The indictments are the first stemming from Project Kol Tzedek, a task force set up by the Brooklyn District Attorney's Office aimed at helping
sex-crime victims in Brooklyn's Orthodox Jewish Communities to report
abuse. According to Brooklyn District Attorney Charles Hynes, because of
the "insular nature" of Orthodox Jewish communities, and victims who
reluctant to report crimes to secular authorities, this program "goes a
long way to address those impediments."
In the case of Rubin, the Brooklyn District Attorney's Office says he offered Weberman's alleged victim and her boyfriend -- who was the "outcry witness" in the case against Weberman -- $500,000 to drop the case. Rubin allegedly offered to get an attorney for the couple who could teach them how to be uncooperative with authorities. Rubin even suggested that the couple flee the country to avoid testifying against Weberman.

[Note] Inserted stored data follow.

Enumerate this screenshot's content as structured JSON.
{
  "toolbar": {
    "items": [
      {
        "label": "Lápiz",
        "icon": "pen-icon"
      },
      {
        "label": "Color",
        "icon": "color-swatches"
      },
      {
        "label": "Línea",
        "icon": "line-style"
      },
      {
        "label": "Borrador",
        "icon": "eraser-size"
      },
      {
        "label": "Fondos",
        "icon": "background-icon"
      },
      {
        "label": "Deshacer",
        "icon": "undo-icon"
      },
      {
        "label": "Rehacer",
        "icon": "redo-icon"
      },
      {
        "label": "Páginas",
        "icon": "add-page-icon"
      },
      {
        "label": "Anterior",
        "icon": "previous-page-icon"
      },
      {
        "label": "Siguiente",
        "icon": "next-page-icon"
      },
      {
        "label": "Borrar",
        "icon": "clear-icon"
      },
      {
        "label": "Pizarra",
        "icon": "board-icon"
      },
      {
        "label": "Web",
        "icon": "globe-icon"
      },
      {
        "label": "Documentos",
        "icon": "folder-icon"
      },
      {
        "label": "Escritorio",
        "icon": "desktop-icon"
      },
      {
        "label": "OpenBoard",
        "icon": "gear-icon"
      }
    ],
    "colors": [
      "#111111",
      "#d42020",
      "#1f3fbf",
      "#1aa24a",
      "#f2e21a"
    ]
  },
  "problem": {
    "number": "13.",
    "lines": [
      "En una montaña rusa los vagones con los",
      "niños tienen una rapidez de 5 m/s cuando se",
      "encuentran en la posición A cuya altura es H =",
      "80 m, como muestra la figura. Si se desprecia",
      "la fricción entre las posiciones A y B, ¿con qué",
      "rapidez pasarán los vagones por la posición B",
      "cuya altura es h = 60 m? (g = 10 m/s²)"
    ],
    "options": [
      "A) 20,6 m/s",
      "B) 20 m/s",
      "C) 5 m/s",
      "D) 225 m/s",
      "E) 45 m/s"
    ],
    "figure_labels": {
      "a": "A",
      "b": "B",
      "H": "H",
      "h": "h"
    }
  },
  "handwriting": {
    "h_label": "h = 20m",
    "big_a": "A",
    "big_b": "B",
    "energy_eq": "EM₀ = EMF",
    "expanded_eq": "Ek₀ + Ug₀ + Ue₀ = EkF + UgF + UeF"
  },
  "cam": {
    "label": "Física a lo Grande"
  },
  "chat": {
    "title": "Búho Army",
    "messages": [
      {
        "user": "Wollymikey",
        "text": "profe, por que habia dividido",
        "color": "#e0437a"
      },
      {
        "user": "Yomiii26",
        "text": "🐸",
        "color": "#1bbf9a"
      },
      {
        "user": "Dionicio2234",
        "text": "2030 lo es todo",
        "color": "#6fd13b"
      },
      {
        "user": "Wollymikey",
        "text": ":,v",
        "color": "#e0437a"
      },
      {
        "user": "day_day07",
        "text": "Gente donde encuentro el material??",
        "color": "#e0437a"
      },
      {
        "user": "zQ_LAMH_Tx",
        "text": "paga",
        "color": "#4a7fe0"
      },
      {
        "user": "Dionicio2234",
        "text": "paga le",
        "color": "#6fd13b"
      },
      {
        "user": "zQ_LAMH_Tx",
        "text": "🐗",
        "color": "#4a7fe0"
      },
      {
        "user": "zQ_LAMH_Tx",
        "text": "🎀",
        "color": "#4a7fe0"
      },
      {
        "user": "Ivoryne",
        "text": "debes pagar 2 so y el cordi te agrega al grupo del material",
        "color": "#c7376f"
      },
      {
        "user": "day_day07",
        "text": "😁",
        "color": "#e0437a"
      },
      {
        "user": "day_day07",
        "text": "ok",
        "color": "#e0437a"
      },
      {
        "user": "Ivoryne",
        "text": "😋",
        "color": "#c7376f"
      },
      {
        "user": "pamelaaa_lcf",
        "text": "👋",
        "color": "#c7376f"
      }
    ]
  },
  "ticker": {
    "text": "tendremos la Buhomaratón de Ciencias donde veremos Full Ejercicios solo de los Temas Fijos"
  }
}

The Berger brothers each have been charged with second-degree aggravated harassment for allegedly intimidating the victim. Jacob Berger also faces third-degree criminal mischief for tearing the certificate off the wall.
If convicted, the Bergers each face up to a year in jail. Jacob
Berger's looking at up to four years in prison for the criminal mischief
"Intimidation of victims and witnesses in sex abuse cases in the Orthodox community is what has made prosecuting these cases so difficult. Victims were afraid to come forward because they would be threatened and shunned in their communities," Hynes says. "My office spares no effort to conceal and protect the identities of sex crimes victims, regardless of their cultural or religious background. Hopefully, these indictments serve as an example that we will not tolerate individuals who try to interfere with the pursuit of justice."
From Hynes' office:
Victims who call the Project Kol Tzedek hotline, (718)250-3000, are not required to identify themselves. They will speak with a culturally sensitive social worker and a prosecutor from the Sex Crimes Bureau. Prosecutors and social workers are available to meet with victims in a comfortable environment to discuss their cases.